Le débat à la Chambre : un projet d’apaisement et de compromis

Modifié par Annefrancoisepasquier

Aristide Briand, député socialiste proche des radicaux, est le rapporteur de la loi de séparation des Églises et de l’État.

« M. le rapporteur
Du reste, étant donnée la composition de cette Assemblée, la réforme ne pouvait pas être différente de ce qu’elle est en réalité.
Au début de la discussion générale, je disais à mes amis : "Prenez garde ! [...] Si chacun de vous apporte la volonté systématique, arrêtée d’avance, de faire triompher ses vues particulières, ce n’est pas la peine d’entreprendre une tâche aussi difficile ; elle ne peut être menée à bien qu’au prix de concessions réciproques ! Le succès de la réforme ne peut être que le résultat de transactions multiples."
Je laissais même entendre que ces transactions devraient passer, parfois, les limites de la majorité elle-même. On m’a fait grief de certaines concessions au centre et à droite. [...]
[...] je n’ai pas reculé devant les concessions nécessaires.
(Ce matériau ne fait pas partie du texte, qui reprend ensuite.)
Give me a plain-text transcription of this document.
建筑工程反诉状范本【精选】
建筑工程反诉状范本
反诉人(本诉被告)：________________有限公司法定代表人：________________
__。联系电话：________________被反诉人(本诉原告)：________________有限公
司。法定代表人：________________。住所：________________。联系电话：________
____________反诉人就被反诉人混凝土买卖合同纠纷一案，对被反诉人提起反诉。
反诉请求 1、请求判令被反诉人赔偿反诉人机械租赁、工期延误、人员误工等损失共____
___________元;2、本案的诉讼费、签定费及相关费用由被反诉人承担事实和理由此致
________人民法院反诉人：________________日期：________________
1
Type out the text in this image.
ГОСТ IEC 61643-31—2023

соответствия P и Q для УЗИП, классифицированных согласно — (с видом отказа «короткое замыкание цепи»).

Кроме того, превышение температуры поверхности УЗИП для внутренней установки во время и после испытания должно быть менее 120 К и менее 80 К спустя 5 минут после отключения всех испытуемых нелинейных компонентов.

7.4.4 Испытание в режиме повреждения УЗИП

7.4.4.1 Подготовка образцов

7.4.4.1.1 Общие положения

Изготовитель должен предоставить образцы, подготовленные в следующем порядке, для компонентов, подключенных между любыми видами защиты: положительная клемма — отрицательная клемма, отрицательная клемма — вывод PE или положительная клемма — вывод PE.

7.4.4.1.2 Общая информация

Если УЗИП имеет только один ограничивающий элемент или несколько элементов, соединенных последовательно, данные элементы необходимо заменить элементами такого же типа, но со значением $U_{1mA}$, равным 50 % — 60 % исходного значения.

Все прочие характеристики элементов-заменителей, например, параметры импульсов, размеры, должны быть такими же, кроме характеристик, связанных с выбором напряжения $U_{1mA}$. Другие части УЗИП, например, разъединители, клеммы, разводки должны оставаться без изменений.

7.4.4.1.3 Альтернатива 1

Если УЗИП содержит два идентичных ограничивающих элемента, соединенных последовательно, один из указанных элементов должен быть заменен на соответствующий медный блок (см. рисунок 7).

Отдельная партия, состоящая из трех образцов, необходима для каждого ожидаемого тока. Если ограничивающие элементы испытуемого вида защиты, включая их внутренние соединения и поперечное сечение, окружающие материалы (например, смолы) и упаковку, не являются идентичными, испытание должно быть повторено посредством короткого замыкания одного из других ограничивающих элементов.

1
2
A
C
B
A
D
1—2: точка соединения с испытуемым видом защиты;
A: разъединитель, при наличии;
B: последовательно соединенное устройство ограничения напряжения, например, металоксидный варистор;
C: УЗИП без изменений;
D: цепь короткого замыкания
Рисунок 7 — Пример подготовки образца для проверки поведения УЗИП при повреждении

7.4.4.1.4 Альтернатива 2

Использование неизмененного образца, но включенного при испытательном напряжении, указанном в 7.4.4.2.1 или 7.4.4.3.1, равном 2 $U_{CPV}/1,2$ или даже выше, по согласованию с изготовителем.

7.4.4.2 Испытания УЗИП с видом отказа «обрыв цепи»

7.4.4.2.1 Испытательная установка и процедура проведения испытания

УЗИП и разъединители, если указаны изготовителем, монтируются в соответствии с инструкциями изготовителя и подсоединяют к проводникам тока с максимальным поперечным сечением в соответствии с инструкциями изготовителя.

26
J’en ai fait aussi, chaque fois que l’équité le commandait, à la minorité elle-même, et je m’en félicite, car nos collègues du centre et de la droite, en nous permettant d’améliorer la loi, en accolant leurs signatures aux nôtres sous des articles importants, nous auront ainsi aidés puissamment à la rendre plus facilement applicable en réduisant au minimum les résistances qu’elle aurait pu susciter dans le pays. [...] Nous avons fait pour le mieux.
Maintenant, messieurs, permettez-moi de vous dire que la réalisation de cette réforme figure depuis trente-quatre ans au premier plan du programme républicain...

M. le marquis de Pins
Le pays préférerait d’autres réformes qu’on lui a promises et qu’on ne lui donne pas.

M. le marquis de Lespinay
Les retraites ouvrières pressaient tout de même davantage.

M. le rapporteur
…aura pour effet désirable d’affranchir ce pays d’une véritable hantise sous l’influence de laquelle il n’a que trop négligé tant d’autres questions importantes, d’ordre économique ou social [...]
[applaudissements à gauche et à l’extrême gauche].
[...] La réforme que nous allons voter laissera le champ libre à l’activité républicaine pour la réalisation d’autres réformes essentielles.
Mais, pour qu’il en fût ainsi, il fallait que la séparation ne donnât pas le signal des luttes confessionnelles ; il fallait que la loi se montrât respectueuse de toutes les croyances et leur laissât la faculté de s’exprimer librement. [...]
Vous n’aurez plus le droit demain d’aller dire aux paysans, aux catholiques de France, que la majorité républicaine de cette Chambre s’est montrée à votre égard tyrannique et persécutrice, car elle vous aura généreusement accordé tout ce que raisonnablement pouvaient réclamer vos consciences : la justice et la liberté [vifs applaudissements répétés à gauche et à l’extrême gauche].

Débats parlementaires à la Chambre des députés, 3 juillet 1905, compte rendu in-extenso, Journal officiel de la République française.